Getrübtes Waisenjungenglück.

Es hätten die schönsten Ferien ihres Lebens werden können, wäre da nicht dieses Geheimnis gewesen, das sich wie eine dunkle Wolke vor die Sonne geschoben hat. „The December Boys“ von Michael Noonan erzählt eine aufregende Sommergeschichte in Australien, die nicht nur leuchtet, sondern auch finstere Ecken hat.

Die fünf Waisenjungen Spark, Fido, Maps, Misty und Choker haben das Glück, neun Wochen am Meer zu verbringen. Was für ein Geschenk! Fristen sie doch sonst ein tristes Dasein in den kalten Gemäuern von St. Roderick, ein Waisenhaus im australischen Hinterland, das unter der strengen Aufsicht von Nonnen geleitet wird. Dort ist kein Raum für Freiheit, in Captain’s Folly hingegen schon, wo das Meer seine Arme ausbreitet und die Jungs mit einem lauten Rauschen empfängt. Das raubt den Jungs fast die Sprache, so kannten sie das Meer bisher nur von Bildern, und die entsprachen gar nicht der Wirklichkeit, wie sie jetzt feststellen: „Kein Gemälde hatte uns darauf vorbereitet. Ganz bestimmt nicht der blaue Teich hinter Unsere Herrin, Stern der Meere auf dem großen Bilderdruck in der Kapelle von St. Roderick. Das war nicht mehr als ein müder Abklatsch. Ebenso wenig waren die Reiseplakate an der Bahnstation vergleichbar mit dem, was wir jetzt vor uns hatten, so verführerisch ihre Landspitzen und Brandungswellen uns auch zugewinkt hatten jenseits der Hitzewellen, die von den Ziegelsteinen abstrahlten.“

Es dauert nicht lange, bis sich die Fünf in ihrem Feriendomizil eingelebt haben und erste Kontakte knüpfen. Zunächst sind da ihre Gasteltern, die McAnshes, die gern mal ein Glas Wein trinken. Zur Freude der Jungen hat das Ehepaar ihr gesamtes Haus und die Schlafbaracke, in der die Jungen leben, mit Signal- und Staatsflaggen ausgestattet. „Sie tauchten auf als Gardinen, Tischtücher, Abwaschtücher und verliehen dem Haus etwas unbekümmert Verrücktes, das gut zu den beiden Eigentümern passte.“

Bald schon treffen die Jungen auf weitere liebenswerte Gestalten. Da wären beispielsweise Alter Seebär O’Leary, Teresa und ihr Motorrad rasender Ehemann Furchtloser Foley, Doppelter Martin und Hundertfinger. Jeder hat seine Eigenart, die ich an der Stelle für mich behalten möchte, ebenso das Geheimnis, das Choker eines Tages aufschnappt und die Köpfe der Jungs so zerreibt wie Sand, der zwischen den Zehen liegt. Es knirscht gewaltig, die Unbeschwertheit fällt ins Meer und fließt davon.

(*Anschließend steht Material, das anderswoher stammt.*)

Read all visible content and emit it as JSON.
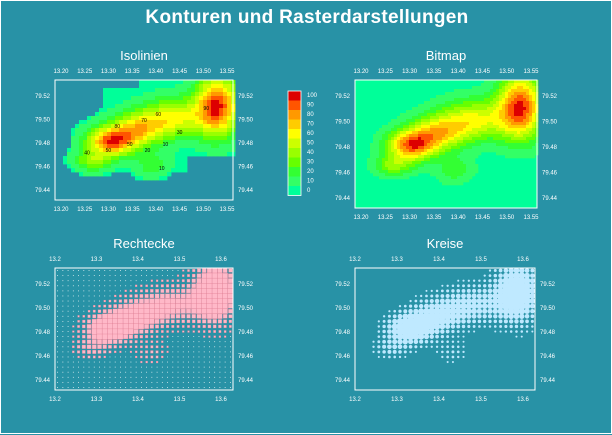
{
  "title": "Konturen und Rasterdarstellungen",
  "colors": {
    "background": "#2892a6",
    "frame": "#ffffff",
    "rect_fill": "#ffb8c8",
    "circle_fill": "#bfe9ff",
    "scale": [
      "#00ff99",
      "#33ff66",
      "#33ff33",
      "#66ff00",
      "#99ff00",
      "#ccff00",
      "#ffff00",
      "#ffcc00",
      "#ff9900",
      "#ff5500",
      "#dd0000"
    ]
  },
  "chart_data": [
    {
      "type": "contour",
      "title": "Isolinien",
      "xticks": [
        "13.20",
        "13.25",
        "13.30",
        "13.35",
        "13.40",
        "13.45",
        "13.50",
        "13.55"
      ],
      "yticks": [
        "79.52",
        "79.50",
        "79.48",
        "79.46",
        "79.44"
      ],
      "xlim": [
        13.2,
        13.58
      ],
      "ylim": [
        79.43,
        79.53
      ],
      "contour_labels": [
        "0",
        "10",
        "20",
        "30",
        "40",
        "50",
        "60",
        "70",
        "80",
        "90",
        "100"
      ]
    },
    {
      "type": "heatmap",
      "title": "Bitmap",
      "xticks": [
        "13.20",
        "13.25",
        "13.30",
        "13.35",
        "13.40",
        "13.45",
        "13.50",
        "13.55"
      ],
      "yticks": [
        "79.52",
        "79.50",
        "79.48",
        "79.46",
        "79.44"
      ],
      "xlim": [
        13.2,
        13.58
      ],
      "ylim": [
        79.43,
        79.53
      ]
    },
    {
      "type": "scatter",
      "marker": "rectangle",
      "title": "Rechtecke",
      "xticks": [
        "13.2",
        "13.3",
        "13.4",
        "13.5",
        "13.6"
      ],
      "yticks": [
        "79.52",
        "79.50",
        "79.48",
        "79.46",
        "79.44"
      ],
      "xlim": [
        13.2,
        13.6
      ],
      "ylim": [
        79.43,
        79.53
      ]
    },
    {
      "type": "scatter",
      "marker": "circle",
      "title": "Kreise",
      "xticks": [
        "13.2",
        "13.3",
        "13.4",
        "13.5",
        "13.6"
      ],
      "yticks": [
        "79.52",
        "79.50",
        "79.48",
        "79.46",
        "79.44"
      ],
      "xlim": [
        13.2,
        13.6
      ],
      "ylim": [
        79.43,
        79.53
      ]
    }
  ],
  "colorbar": {
    "labels": [
      "100",
      "90",
      "80",
      "70",
      "60",
      "50",
      "40",
      "30",
      "20",
      "10",
      "0"
    ],
    "range": [
      0,
      100
    ]
  }
}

Ich habe mich anfangs mit dem Buch ein bisschen schwer getan. Die Sprache hat ihr Eigenleben, sie ist wie ein alter Motor, der langsam erwacht, erst stotternd, bald flüssiger. Im Nachhinein bin ich glücklich darüber, dass ich weiter gelesen habe und dem Zauber der Geschichte, die in den 30er Jahren spielt, gefolgt bin. Sie blieb selbst dann bei mir, als das Buch zugeschlagen neben dem Bett lag. Sie glühte vor sich hin, der australische Sommer strahlte heraus, spülte die Meeresgeräusche direkt in die Ohren und in alldem sah ich die Jungen, die sich aus der Kindheit in das nahende Erwachsenenleben bewegten. Ich genoss die Wärme der Menschen, die sich liebevoll um die einsamen Jungs kümmerten. Allein sind sie lange schon, denn im Gegensatz zu anderen Waisenkindern haben sie bisher kein neues Zuhause bekommen und sehnen sich insgeheim nach Geborgenheit. Und natürlich schwappte das große Aneinanderreiben der Jungen, das wie eine hungrige Welle auf mich zuraste, irgendwann über, riss die Leichtigkeit der Kindheit fort und hielt mich bis zum Schluss in Atem, mit einem Lächeln und einem Erschaudern gleichermaßen.

Michael Noonan.
The December Boys.
Altersempfehlung: 12 bis 13 Jahre.
Mai 2011, 256 Seiten, 7,99 €.
Baumhaus Taschenbuch.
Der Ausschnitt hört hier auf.